The Best Oil for Dried Cabinets
Wood provides attractive finishes in an array of grain patterns and colors to fit any décor. Wood cabinets require regular maintenance to remove kitchen grease, fingerprints, dirt and residues. Indoor temperatures and direct sunlight can promote the drying of these wood materials, causing cracks in the grain, splitting and other problems. A number of oils can help replenish dried wood cabinets to restore their appearance.
Made from the compressed dried seeds of the flax plant, linseed oil is a traditional finishing compound for wood surfaces, often used to as a final coat to enhance wood grain and preserve natural oils in the fibers. Generally, turpentine or naphtha is applied to remove the remaining wax finish, then the cabinets are washed with a solution of Murphy’s Oil Soap and water.

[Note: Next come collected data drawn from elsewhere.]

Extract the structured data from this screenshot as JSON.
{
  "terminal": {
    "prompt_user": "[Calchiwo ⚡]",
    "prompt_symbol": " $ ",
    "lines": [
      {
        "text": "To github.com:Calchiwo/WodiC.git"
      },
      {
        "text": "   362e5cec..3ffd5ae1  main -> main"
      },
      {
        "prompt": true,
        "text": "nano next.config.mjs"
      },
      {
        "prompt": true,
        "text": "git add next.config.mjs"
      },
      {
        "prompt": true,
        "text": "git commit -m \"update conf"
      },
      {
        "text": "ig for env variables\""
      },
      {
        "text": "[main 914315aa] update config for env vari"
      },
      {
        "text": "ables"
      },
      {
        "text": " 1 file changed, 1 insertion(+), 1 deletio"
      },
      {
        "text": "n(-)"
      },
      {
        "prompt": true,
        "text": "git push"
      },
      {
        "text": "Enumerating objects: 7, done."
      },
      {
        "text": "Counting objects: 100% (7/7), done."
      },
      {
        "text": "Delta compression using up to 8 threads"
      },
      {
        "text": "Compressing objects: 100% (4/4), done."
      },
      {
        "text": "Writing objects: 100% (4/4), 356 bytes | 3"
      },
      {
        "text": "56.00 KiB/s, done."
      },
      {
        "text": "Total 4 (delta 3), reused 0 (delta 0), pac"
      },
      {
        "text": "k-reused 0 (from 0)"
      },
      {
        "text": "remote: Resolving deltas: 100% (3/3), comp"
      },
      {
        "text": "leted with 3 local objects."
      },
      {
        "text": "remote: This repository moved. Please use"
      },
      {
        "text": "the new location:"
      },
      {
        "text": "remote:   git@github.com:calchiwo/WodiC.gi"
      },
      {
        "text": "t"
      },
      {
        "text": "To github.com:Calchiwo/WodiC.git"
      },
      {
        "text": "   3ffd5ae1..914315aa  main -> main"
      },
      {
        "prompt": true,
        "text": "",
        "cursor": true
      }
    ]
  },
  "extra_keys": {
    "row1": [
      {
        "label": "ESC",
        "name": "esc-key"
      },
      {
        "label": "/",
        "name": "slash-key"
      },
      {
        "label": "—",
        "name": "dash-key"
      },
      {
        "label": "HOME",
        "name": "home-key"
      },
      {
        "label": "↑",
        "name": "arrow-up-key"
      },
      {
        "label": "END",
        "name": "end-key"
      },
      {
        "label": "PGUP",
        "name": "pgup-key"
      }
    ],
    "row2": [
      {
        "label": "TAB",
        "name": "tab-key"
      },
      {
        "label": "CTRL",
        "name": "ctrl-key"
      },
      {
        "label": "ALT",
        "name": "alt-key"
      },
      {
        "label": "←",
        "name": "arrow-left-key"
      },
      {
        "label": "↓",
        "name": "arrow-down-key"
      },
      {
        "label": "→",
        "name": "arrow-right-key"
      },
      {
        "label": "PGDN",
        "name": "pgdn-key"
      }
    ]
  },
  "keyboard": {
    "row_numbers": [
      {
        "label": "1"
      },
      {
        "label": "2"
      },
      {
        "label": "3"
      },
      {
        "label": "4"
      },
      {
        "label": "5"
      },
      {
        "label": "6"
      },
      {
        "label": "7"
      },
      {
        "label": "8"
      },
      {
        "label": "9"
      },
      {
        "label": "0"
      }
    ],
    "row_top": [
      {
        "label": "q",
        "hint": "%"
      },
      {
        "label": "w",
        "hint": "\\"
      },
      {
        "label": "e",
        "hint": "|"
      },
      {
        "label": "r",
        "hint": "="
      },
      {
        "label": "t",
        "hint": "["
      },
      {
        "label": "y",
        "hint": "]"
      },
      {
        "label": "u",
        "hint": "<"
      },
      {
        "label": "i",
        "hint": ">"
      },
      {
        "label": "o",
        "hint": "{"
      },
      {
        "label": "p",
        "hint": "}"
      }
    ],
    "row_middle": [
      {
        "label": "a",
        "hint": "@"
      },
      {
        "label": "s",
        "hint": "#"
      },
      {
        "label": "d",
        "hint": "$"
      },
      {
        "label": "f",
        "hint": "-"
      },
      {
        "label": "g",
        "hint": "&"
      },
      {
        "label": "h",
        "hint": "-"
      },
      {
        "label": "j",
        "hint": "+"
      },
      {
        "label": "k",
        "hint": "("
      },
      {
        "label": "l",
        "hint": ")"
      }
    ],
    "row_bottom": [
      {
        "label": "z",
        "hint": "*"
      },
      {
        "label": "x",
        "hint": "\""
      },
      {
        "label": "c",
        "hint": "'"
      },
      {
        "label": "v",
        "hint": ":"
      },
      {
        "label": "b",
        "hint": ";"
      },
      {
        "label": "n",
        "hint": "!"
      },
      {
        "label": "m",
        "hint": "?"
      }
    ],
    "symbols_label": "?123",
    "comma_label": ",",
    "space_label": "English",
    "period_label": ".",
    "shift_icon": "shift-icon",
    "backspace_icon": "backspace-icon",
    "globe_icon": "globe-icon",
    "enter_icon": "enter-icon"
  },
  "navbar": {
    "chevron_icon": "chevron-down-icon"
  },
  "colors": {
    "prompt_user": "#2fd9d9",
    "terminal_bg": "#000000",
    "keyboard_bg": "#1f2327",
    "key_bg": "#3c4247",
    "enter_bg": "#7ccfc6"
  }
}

Use only enough of the solution on a damp cloth to clean the surface. After the surface dries completely, a generous amount of linseed oil is applied and allowed to soak into the wood for 15 minutes. The excess oil is removed with a clean cloth and the oil allowed to set into the wood for at least 24 hours, according to the website Artisans of the Desert. The cabinets can then be given a protective layer of paste wax.
Tung oil is another type of oil used to replenish wood and replace oils that are dried out by environmental conditions and ultraviolet light. It is made from the tung tree and pressed from the seed kernels. Tung oil seeps readily into wood, accentuating the grain and giving it a darkened appearance. It is water-resistant and easy to apply. Simply rub it on to lightly saturate the dried wood. Allow the oil to cure for 30 minutes, then wipe off excess oil. Allow the surface to cure for 24 hours, recommends the website Woodwork Details.
Some experts use a combination of linseed and oils and other ingredients to replenish wood and give it a soft, glowing appearance. Orange and lemon oil products are often combined with petroleum distillates for long-lasting coverage and wear. These products are advertised for use on antiques and other fine furnishings because they won't damage original finishes. Always test new products on a small area of the cabinet before using on a larger area.
When using oil products, carefully dispose of soaked cloths to prevent spontaneous combustion. These products are highly flammable and should not be used around any open flame. Use the products in a well-ventilated area to prevent respiratory problems.